第213話 強引な傀儡姫?
「双魔君!」
自動ドアを潜ると目の前にイサベルが立っていた。髪型はいつも通りだが、先週と同じ青いドレスを身に纏っている。やはり、とても似合っていた。
「ん……っと……なんだ……」
顔を合わせるや否やイサベルは双魔のそばに寄ってきて、左腕に自分の両腕を絡めてきた。
「さっ!行きましょう!」
やたらテンションが高いイサベルはそのまま双魔をグイグイと引っ張り出した。
「おっ、おい!ちょっと待って……ああー…………」
その細腕からは意外なほどの力強さに、双魔は為す術もなく引きずられていく。
青のドレスを着た紫黒の髪の美少女がずるずるとローブを羽織った黒と銀の髪の少年をズルズルと半ば引き摺るように歩いていく姿は上品な雰囲気のホテルでは珍しいことなのだろう。
エレベーターに乗り込むまでにすれ違った、または座っている人達のほとんどにチラチラと視線を送られた。
今もチラリとエレベーターガールがこちらを見たような気がしたが双魔の意識はそれよりも別のところに集中していた。
「…………」
(……当たってるんだよな……言った方が良いのか?これは?)
双魔の腕に抱き着いて笑みを浮かべたままのイサベルの顔から少し視線を下げるとそこに問題の根源があった。
イサベルが強く腕を抱いているせいで、こう何と言うか、双魔の肘の辺りを魅惑的な柔らかさが包んでいるのだ。
胸元の開いたデザインではないので目視は出来ないが感触的に、イサベルの程よい大きさの胸のふくらみの丁度谷間に双魔の腕は挟まっていた。
(……少し不味いな…………)
双魔はこれからキリルとサラに会うと言うのにイサベルの色香を近距離で受けてクラクラしてきてしまった。
肘の感触だけでなく、目はイサベルの長いまつ毛や白い肌を、鼻は髪から漂う甘い匂いを捉えてしまう。
「……おい、イサベル」
「気にしないでください、当ててるんです」
「…………」
耐え切れなくなった双魔はイサベルに声を掛けたのだが、あろうことかイサベルは分かっていてやっているらしい。
よく見ると耳が真っ赤になっている。
(恥ずかしいならやらなきゃいいものを…………)
気恥ずかしさと煩悩を払うために心中で皮肉ったところでエレベーターのベルが鳴り響き、目的のサロンがある階に到着した。
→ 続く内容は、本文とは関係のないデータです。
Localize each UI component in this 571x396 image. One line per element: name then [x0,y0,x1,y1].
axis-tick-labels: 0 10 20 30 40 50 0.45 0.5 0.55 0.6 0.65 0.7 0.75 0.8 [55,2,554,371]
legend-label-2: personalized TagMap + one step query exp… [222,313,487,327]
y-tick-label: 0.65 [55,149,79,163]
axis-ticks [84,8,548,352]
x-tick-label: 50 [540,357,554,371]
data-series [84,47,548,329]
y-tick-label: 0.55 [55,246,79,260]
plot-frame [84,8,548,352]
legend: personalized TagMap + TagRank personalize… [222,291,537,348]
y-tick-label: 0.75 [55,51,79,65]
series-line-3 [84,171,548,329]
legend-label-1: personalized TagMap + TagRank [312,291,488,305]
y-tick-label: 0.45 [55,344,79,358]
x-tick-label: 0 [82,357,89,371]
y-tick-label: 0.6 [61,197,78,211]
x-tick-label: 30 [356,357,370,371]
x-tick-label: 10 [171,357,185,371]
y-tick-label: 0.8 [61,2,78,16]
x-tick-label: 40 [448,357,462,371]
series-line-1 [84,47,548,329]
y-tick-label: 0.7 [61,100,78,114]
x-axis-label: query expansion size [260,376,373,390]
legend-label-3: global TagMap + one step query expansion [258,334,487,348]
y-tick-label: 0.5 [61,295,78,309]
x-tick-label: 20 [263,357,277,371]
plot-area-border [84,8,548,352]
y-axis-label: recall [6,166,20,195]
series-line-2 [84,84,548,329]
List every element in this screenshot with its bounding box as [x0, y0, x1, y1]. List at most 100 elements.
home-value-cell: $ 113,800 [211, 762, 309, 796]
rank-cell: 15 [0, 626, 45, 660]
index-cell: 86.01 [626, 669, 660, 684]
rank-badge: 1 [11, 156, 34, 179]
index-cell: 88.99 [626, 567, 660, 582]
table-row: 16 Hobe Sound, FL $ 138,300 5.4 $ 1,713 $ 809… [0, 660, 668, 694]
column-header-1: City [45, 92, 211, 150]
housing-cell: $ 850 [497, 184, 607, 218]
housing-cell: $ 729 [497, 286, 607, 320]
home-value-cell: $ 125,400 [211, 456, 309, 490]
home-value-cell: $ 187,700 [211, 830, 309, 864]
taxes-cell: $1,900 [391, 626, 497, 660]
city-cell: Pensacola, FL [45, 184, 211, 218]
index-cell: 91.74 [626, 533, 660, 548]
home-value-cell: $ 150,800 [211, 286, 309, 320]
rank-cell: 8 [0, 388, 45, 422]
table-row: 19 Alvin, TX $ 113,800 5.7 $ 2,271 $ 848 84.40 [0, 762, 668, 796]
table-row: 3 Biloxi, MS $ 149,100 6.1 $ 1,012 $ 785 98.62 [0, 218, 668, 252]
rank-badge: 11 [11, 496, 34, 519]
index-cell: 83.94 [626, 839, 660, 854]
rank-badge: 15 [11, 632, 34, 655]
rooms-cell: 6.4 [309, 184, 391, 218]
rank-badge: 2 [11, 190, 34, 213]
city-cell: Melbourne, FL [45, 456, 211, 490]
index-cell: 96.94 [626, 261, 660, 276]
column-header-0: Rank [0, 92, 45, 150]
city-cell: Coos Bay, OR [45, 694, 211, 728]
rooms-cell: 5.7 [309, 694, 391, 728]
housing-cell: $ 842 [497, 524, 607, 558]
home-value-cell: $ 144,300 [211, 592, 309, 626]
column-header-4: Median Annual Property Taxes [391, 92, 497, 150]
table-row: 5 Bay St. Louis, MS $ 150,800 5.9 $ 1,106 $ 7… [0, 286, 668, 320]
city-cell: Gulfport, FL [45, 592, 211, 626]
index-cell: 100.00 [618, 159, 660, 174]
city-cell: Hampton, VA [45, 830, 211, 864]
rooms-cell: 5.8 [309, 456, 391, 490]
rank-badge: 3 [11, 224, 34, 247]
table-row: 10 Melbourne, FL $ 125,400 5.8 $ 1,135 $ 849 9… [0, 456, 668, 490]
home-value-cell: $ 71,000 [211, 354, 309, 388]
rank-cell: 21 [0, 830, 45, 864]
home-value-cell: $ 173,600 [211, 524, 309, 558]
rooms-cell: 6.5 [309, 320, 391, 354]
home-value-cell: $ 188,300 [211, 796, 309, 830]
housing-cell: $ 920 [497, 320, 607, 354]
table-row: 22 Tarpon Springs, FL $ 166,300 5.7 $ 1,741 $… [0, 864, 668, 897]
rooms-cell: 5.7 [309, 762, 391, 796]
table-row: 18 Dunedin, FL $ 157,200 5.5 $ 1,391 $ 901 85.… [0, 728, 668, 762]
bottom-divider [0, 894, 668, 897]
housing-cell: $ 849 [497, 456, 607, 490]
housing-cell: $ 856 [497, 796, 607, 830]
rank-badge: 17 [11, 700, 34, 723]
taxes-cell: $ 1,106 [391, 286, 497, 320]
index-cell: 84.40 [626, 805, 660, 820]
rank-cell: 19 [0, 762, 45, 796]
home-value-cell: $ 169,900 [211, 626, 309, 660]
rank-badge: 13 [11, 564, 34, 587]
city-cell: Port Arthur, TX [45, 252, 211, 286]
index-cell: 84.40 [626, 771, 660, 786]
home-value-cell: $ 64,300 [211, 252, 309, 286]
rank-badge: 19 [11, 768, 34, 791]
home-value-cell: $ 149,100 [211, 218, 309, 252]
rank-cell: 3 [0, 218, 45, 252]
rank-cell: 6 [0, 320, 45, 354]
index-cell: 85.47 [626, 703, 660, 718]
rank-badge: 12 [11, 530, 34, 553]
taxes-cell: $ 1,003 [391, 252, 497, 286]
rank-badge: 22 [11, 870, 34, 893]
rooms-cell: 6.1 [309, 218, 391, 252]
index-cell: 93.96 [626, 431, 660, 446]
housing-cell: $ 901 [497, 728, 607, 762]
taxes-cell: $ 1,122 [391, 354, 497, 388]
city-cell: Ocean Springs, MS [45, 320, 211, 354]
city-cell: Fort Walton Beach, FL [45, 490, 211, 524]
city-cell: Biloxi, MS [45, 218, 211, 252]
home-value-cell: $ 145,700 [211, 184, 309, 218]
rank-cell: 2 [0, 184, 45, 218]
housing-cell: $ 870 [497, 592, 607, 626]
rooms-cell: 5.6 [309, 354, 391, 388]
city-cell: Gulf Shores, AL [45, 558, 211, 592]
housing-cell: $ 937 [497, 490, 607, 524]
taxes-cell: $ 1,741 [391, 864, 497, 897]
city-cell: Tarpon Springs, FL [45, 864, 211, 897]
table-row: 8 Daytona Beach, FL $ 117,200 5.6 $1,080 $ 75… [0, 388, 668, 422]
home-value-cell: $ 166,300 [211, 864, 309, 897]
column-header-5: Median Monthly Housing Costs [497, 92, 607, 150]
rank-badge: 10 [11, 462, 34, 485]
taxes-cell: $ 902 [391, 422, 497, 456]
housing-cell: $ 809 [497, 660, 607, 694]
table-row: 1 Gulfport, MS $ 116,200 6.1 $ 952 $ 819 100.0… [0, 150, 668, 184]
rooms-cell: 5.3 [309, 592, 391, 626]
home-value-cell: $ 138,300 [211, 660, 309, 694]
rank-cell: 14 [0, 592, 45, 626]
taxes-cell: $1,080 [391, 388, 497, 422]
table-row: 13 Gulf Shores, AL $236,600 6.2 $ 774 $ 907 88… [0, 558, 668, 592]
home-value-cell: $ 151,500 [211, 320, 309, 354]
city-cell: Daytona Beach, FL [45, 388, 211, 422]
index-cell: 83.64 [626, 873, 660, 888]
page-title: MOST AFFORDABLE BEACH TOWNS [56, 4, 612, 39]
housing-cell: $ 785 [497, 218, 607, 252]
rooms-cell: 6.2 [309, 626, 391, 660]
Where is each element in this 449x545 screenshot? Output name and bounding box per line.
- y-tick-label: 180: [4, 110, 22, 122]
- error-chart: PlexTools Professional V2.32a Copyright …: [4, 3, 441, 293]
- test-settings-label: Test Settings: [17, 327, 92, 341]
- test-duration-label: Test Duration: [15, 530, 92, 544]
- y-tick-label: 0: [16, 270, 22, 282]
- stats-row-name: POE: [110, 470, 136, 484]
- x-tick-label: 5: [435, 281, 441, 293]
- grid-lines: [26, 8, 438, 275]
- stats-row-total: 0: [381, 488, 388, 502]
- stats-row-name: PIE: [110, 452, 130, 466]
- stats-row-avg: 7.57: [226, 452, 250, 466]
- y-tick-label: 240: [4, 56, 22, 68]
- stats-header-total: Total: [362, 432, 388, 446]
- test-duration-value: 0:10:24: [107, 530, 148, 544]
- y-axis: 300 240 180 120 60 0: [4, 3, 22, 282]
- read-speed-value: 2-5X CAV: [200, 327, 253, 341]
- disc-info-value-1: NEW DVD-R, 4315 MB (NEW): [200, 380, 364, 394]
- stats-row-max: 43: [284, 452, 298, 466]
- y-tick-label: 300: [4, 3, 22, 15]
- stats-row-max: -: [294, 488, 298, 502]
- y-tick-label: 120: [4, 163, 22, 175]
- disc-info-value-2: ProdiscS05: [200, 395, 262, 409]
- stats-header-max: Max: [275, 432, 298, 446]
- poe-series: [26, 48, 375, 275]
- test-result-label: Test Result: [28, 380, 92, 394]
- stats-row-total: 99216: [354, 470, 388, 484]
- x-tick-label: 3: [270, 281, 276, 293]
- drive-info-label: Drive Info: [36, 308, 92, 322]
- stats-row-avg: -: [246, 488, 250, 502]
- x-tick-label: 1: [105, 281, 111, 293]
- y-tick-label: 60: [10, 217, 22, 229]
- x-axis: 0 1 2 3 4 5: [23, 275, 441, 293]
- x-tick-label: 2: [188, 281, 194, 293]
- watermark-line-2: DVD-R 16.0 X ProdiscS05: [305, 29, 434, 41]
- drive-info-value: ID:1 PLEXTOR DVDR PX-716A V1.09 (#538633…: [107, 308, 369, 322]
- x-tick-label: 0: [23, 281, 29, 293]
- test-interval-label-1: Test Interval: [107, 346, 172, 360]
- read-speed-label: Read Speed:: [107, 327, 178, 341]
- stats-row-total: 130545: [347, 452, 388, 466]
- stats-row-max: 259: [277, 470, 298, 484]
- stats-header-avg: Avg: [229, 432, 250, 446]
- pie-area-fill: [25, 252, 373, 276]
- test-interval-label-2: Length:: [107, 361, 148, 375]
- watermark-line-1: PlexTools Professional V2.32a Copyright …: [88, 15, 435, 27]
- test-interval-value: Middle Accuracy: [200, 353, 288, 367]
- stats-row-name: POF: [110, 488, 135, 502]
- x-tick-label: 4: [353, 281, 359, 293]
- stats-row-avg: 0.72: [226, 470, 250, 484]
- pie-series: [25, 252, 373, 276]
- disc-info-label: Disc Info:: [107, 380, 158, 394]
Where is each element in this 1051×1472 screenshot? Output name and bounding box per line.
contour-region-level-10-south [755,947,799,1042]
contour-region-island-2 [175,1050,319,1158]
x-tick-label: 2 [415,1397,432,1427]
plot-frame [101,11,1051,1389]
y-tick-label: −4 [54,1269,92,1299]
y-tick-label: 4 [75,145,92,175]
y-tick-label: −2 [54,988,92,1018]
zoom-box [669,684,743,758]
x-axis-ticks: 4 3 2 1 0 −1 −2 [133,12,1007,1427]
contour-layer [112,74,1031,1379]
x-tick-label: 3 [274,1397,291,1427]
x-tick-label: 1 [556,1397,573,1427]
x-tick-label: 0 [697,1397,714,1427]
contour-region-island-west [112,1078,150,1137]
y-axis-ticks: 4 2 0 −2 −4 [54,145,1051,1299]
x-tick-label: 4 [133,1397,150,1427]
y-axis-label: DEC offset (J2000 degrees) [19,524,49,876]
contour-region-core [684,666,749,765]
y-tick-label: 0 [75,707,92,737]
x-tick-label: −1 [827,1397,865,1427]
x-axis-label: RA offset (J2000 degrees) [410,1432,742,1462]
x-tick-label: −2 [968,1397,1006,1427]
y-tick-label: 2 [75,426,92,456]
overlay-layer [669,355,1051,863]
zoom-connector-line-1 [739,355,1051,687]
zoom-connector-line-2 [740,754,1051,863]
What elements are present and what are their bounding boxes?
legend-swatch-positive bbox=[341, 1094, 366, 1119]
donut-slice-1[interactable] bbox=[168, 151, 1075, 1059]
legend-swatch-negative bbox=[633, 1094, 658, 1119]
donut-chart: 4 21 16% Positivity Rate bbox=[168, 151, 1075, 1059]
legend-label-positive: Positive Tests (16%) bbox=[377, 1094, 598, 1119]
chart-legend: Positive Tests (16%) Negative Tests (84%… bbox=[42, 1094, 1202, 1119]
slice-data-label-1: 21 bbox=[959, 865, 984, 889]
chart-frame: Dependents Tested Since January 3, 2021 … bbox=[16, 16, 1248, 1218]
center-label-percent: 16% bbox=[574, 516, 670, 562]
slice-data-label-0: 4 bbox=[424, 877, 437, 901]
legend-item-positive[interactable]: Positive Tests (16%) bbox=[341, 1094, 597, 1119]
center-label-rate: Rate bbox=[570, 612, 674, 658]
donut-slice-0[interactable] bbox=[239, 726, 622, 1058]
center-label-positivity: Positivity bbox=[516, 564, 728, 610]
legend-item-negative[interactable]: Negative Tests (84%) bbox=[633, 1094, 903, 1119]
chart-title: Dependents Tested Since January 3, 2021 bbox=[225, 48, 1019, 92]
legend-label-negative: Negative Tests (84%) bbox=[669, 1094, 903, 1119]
エレベーターから上がると流石にイサベルも双魔の腕を放したが、ぴったりと寄り添っているのは変わらない。
「…………」
「お父様とお母様が待っているわ。行きましょう」
「おい……」
双魔がグリグリと親指でこめかみを刺激していると、イサベルは双魔の手を取ってスタスタとサロンの入口へと歩き出した。
「っ!これは、伏見様」
「ああ、邪魔する……イサベルっ!逃げることなんかないんだから、引っ張るな!」
受付にはこの間、絡んできた男が立っていて、恭しく礼をしてくれたが、言葉を交わす暇もなく二人はサロンの中へと消えていった。
「…………」
受付の男はここまでの二人を見てきた人々と同じように目を丸くするしかないのだった。